Nel 2003 un gruppo di giornalisti eccellenti rivelava una catena di abusi e coperture nella Chiesa americana. L’impatto sulla società fu enorme, tanto che ne venne tratto un film famoso: Il caso Spotlight. Quasi 20 anni dopo, a marzo 2020, sono stati resi pubblici i dati relativi ad abusi avvenuti fra il 1990 e il 2018 in Polonia: 382 sacerdoti (fra essi anche alcune suore) hanno abusato di 625 minori. Notizie come queste continuano a provocare indignazione, vergogna e smarrimento. Ci fermano nella corsa di tutti i giorni, ci costringono soprattutto a considerare chi è stato ferito, spezzato, tradito. Possiamo però fare anche un’altra osservazione: non sono più “cose vecchie” che vengono a galla perché una vittima giustamente trova il coraggio di urlare al mondo il proprio dolore dopo tanti anni.

A darci la notizia questa volta è lo stesso episcopato polacco. Vuol dire che nella Chiesa non si fanno più sconti a nessuno, stanno cadendo le coperture, si è messo mano a un lavoro di trasparenza. Spesso commissioni esterne vengono autorizzate a scavare (e scovare) ciò che ha oltraggiato le vittime. Questo cambiamento profondo richiederà tempo per essere portato a compimento, ma la stessa urgenza di agire è avvertita anche nella società? I dati, sconosciuti ai più, sembrano dire di no. Per esempio nel 2015 i rapporti Istat segnalavano che il 10,6% delle donne italiane aveva subito abusi prima di compiere i 16 anni. L’ultimo rapporto di Telefono Azzurro evidenzia che nel 16% dei casi l’abusante è un estraneo adulto, nel resto dei casi un conoscente o un parente.
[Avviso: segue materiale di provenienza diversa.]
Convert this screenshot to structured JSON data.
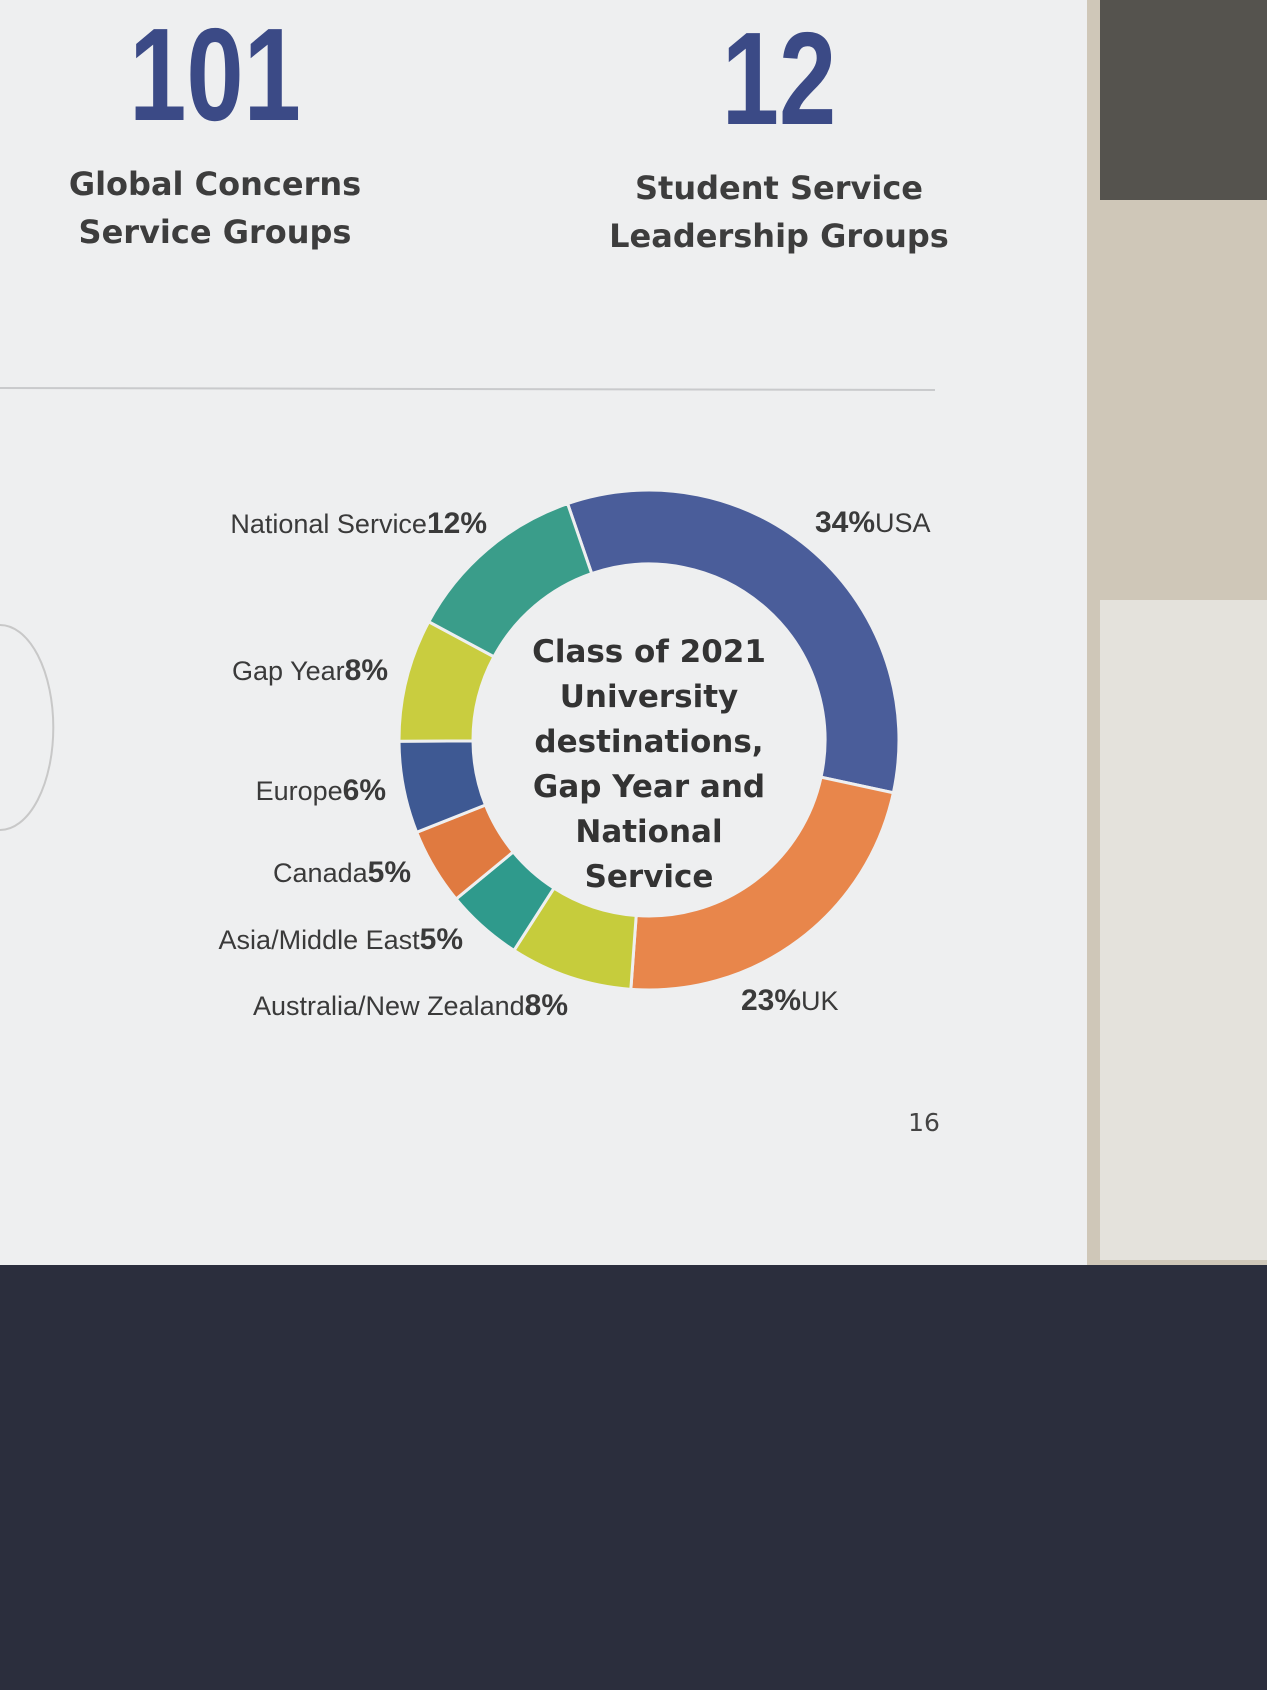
{
  "stats": [
    {
      "value": 101,
      "label": [
        "Global Concerns",
        "Service Groups"
      ]
    },
    {
      "value": 12,
      "label": [
        "Student Service",
        "Leadership Groups"
      ]
    }
  ],
  "chart_data": {
    "type": "donut",
    "title": "Class of 2021 University destinations, Gap Year and National Service",
    "categories": [
      "USA",
      "UK",
      "Australia/New Zealand",
      "Asia/Middle East",
      "Canada",
      "Europe",
      "Gap Year",
      "National Service"
    ],
    "values": [
      34,
      23,
      8,
      5,
      5,
      6,
      8,
      12
    ],
    "value_labels": [
      "34%",
      "23%",
      "8%",
      "5%",
      "5%",
      "6%",
      "8%",
      "12%"
    ],
    "colors": [
      "#4a5d9a",
      "#e8864b",
      "#c6cc3c",
      "#2f9a8c",
      "#e07a40",
      "#3e5993",
      "#c9cd3f",
      "#3a9d8a"
    ]
  },
  "page_number": "16"
}
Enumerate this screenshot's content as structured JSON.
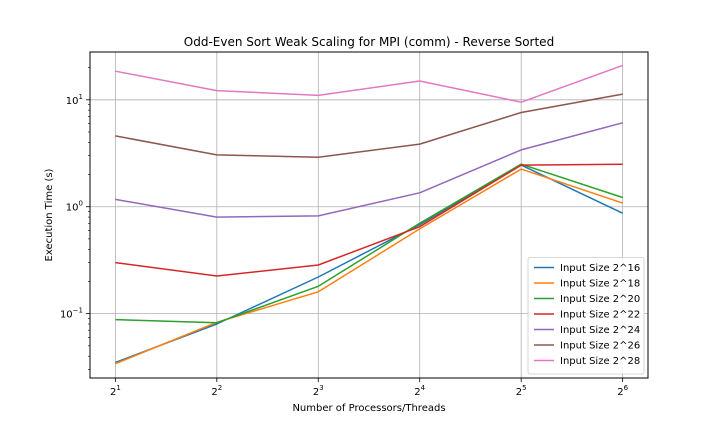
{
  "chart_data": {
    "type": "line",
    "title": "Odd-Even Sort Weak Scaling for MPI (comm) - Reverse Sorted",
    "xlabel": "Number of Processors/Threads",
    "ylabel": "Execution Time (s)",
    "yscale": "log",
    "ylim": [
      0.025,
      28
    ],
    "grid": true,
    "legend_position": "lower-right",
    "x": [
      2,
      4,
      8,
      16,
      32,
      64
    ],
    "x_tick_labels": [
      {
        "base": "2",
        "exp": "1"
      },
      {
        "base": "2",
        "exp": "2"
      },
      {
        "base": "2",
        "exp": "3"
      },
      {
        "base": "2",
        "exp": "4"
      },
      {
        "base": "2",
        "exp": "5"
      },
      {
        "base": "2",
        "exp": "6"
      }
    ],
    "y_tick_labels": [
      {
        "value": 0.1,
        "base": "10",
        "exp": "−1"
      },
      {
        "value": 1,
        "base": "10",
        "exp": "0"
      },
      {
        "value": 10,
        "base": "10",
        "exp": "1"
      }
    ],
    "series": [
      {
        "name": "Input Size 2^16",
        "color": "#1f77b4",
        "values": [
          0.035,
          0.08,
          0.22,
          0.68,
          2.45,
          0.87
        ]
      },
      {
        "name": "Input Size 2^18",
        "color": "#ff7f0e",
        "values": [
          0.034,
          0.083,
          0.16,
          0.62,
          2.25,
          1.08
        ]
      },
      {
        "name": "Input Size 2^20",
        "color": "#2ca02c",
        "values": [
          0.088,
          0.082,
          0.18,
          0.7,
          2.5,
          1.22
        ]
      },
      {
        "name": "Input Size 2^22",
        "color": "#d62728",
        "values": [
          0.3,
          0.225,
          0.285,
          0.65,
          2.45,
          2.5
        ]
      },
      {
        "name": "Input Size 2^24",
        "color": "#9467bd",
        "values": [
          1.17,
          0.8,
          0.82,
          1.35,
          3.4,
          6.1
        ]
      },
      {
        "name": "Input Size 2^26",
        "color": "#8c564b",
        "values": [
          4.6,
          3.05,
          2.9,
          3.85,
          7.6,
          11.3
        ]
      },
      {
        "name": "Input Size 2^28",
        "color": "#e377c2",
        "values": [
          18.5,
          12.2,
          11.0,
          15.0,
          9.5,
          21.0
        ]
      }
    ]
  }
}
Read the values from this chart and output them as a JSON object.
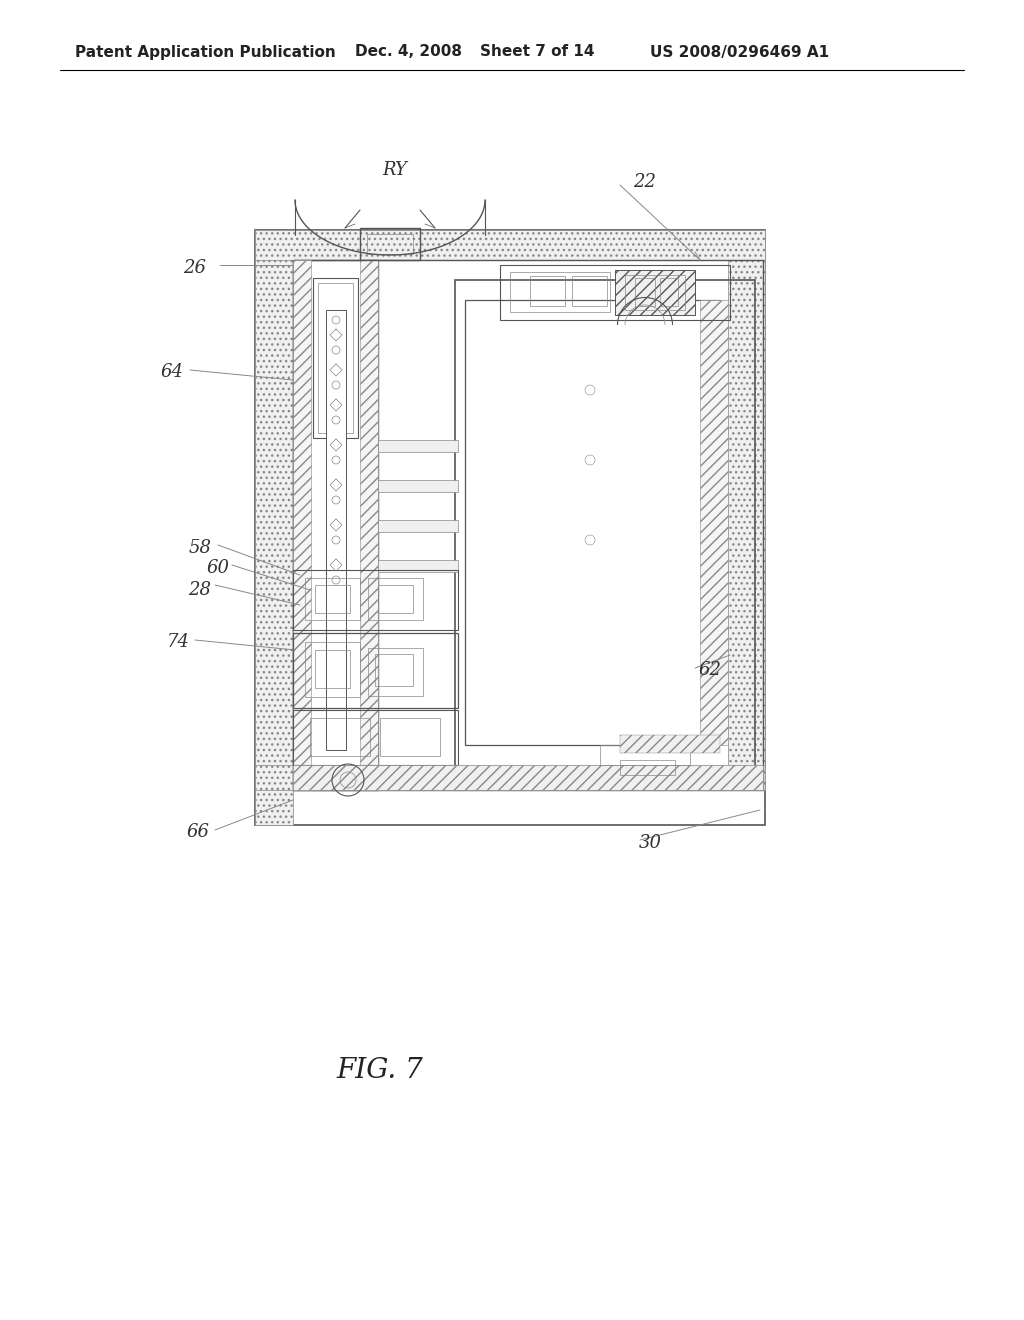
{
  "background_color": "#ffffff",
  "header_text": "Patent Application Publication",
  "header_date": "Dec. 4, 2008",
  "header_sheet": "Sheet 7 of 14",
  "header_patent": "US 2008/0296469 A1",
  "figure_label": "FIG. 7",
  "lc": "#888888",
  "lc_dark": "#555555",
  "lw_main": 1.0,
  "lw_thin": 0.6,
  "lw_thick": 1.5,
  "hatch_color": "#aaaaaa"
}
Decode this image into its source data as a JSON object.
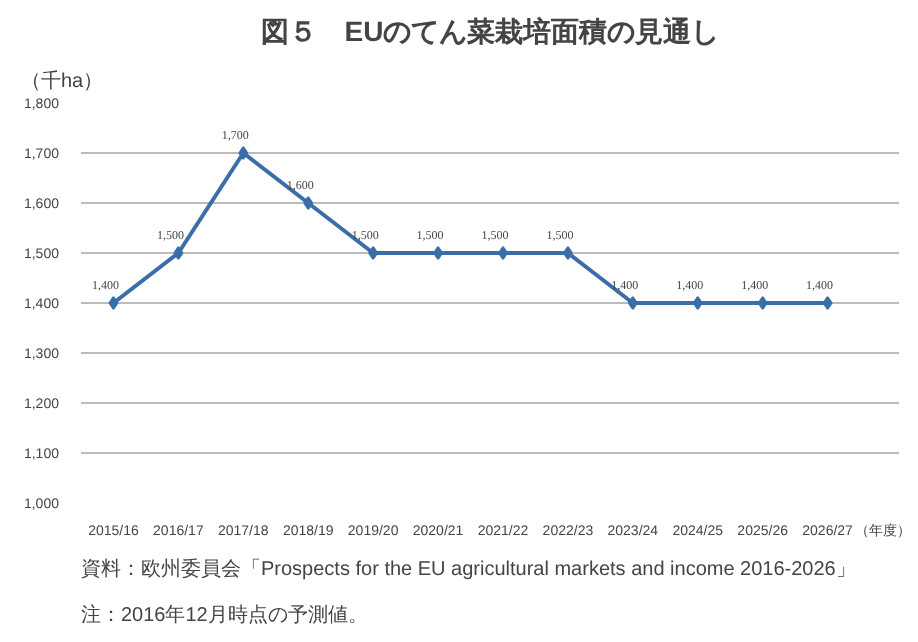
{
  "chart_data": {
    "type": "line",
    "title": "図５　EUのてん菜栽培面積の見通し",
    "ylabel": "（千ha）",
    "xlabel": "（年度）",
    "categories": [
      "2015/16",
      "2016/17",
      "2017/18",
      "2018/19",
      "2019/20",
      "2020/21",
      "2021/22",
      "2022/23",
      "2023/24",
      "2024/25",
      "2025/26",
      "2026/27"
    ],
    "series": [
      {
        "color": "#3a6ea8",
        "values": [
          1400,
          1500,
          1700,
          1600,
          1500,
          1500,
          1500,
          1500,
          1400,
          1400,
          1400,
          1400
        ],
        "value_labels": [
          "1,400",
          "1,500",
          "1,700",
          "1,600",
          "1,500",
          "1,500",
          "1,500",
          "1,500",
          "1,400",
          "1,400",
          "1,400",
          "1,400"
        ]
      }
    ],
    "ylim": [
      1000,
      1800
    ],
    "yticks": [
      {
        "value": 1000,
        "label": "1,000"
      },
      {
        "value": 1100,
        "label": "1,100"
      },
      {
        "value": 1200,
        "label": "1,200"
      },
      {
        "value": 1300,
        "label": "1,300"
      },
      {
        "value": 1400,
        "label": "1,400"
      },
      {
        "value": 1500,
        "label": "1,500"
      },
      {
        "value": 1600,
        "label": "1,600"
      },
      {
        "value": 1700,
        "label": "1,700"
      },
      {
        "value": 1800,
        "label": "1,800"
      }
    ],
    "grid": "y",
    "marker": "diamond",
    "line_style": "solid",
    "annotations": [
      "資料：欧州委員会「Prospects for the EU agricultural markets and income 2016-2026」",
      "注：2016年12月時点の予測値。"
    ]
  }
}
Questi dati ci suggeriscono che l’abuso sui minori non avviene solo nel mondo ecclesiale, ma è molto più diffuso. Occorrerebbe un patto di tutte le componenti della società per governare il fenomeno intollerabile della pedofilia che si manifesta sempre più come una vera e propria epidemia. Si stima che il 12% degli uomini e il 17% delle donne statunitensi siano stati molestati in età pediatrica e il numero di casi di abuso sessuale sia aumentato tra il 1986 e il 2003 del 120%. Il problema, come molte ricerche ormai hanno chiarito, è che almeno la metà di chi subisce un abuso sessuale nell’infanzia manifesterà da adulto un’inclinazione alla pedofilia. Ecco perché il fenomeno è così in crescita. Un sex offender che abusa di 10 bambini “produce” 5 futuri pedofili. Così si crea la tragica situazione nella quale, in una stessa persona, convivono vittima e carnefice.

Occorre interrogarsi sulle cause esistenziali, culturali, sociologiche per le quali la pedofilia è in crescita, allargando lo sguardo oltre il necessario approccio psichiatrico. La Chiesa, oltre a mettere in campo ogni aiuto possibile per sostenere e chiedere perdono alle vittime, sta ripensando radicalmente la formazione dei consacrati. Nella vergogna, talvolta nella rabbia, si sono definiti metodi e procedure di protezione dei minori, strumenti per impedire le coperture, una formazione più accurata per riconoscere il disagio nei bambini e proteggerli.

Arriverà il giorno in cui la Chiesa potrà aiutare la società condividendo questa sua dolorosa esperienza. Le linee guida emanate da governi e conferenze episcopali incoraggiano i cittadini, tutti noi, a informarci, andare in profondità, non fermarci a costernazione e vergogna, ma acquisire gli strumenti necessari per proteggere i bambini e il futuro. Non solo come singoli: ricordiamo che la pedofilia è un male oscuro a cui possono far fronte solo comunità informate, unite e vigilanti.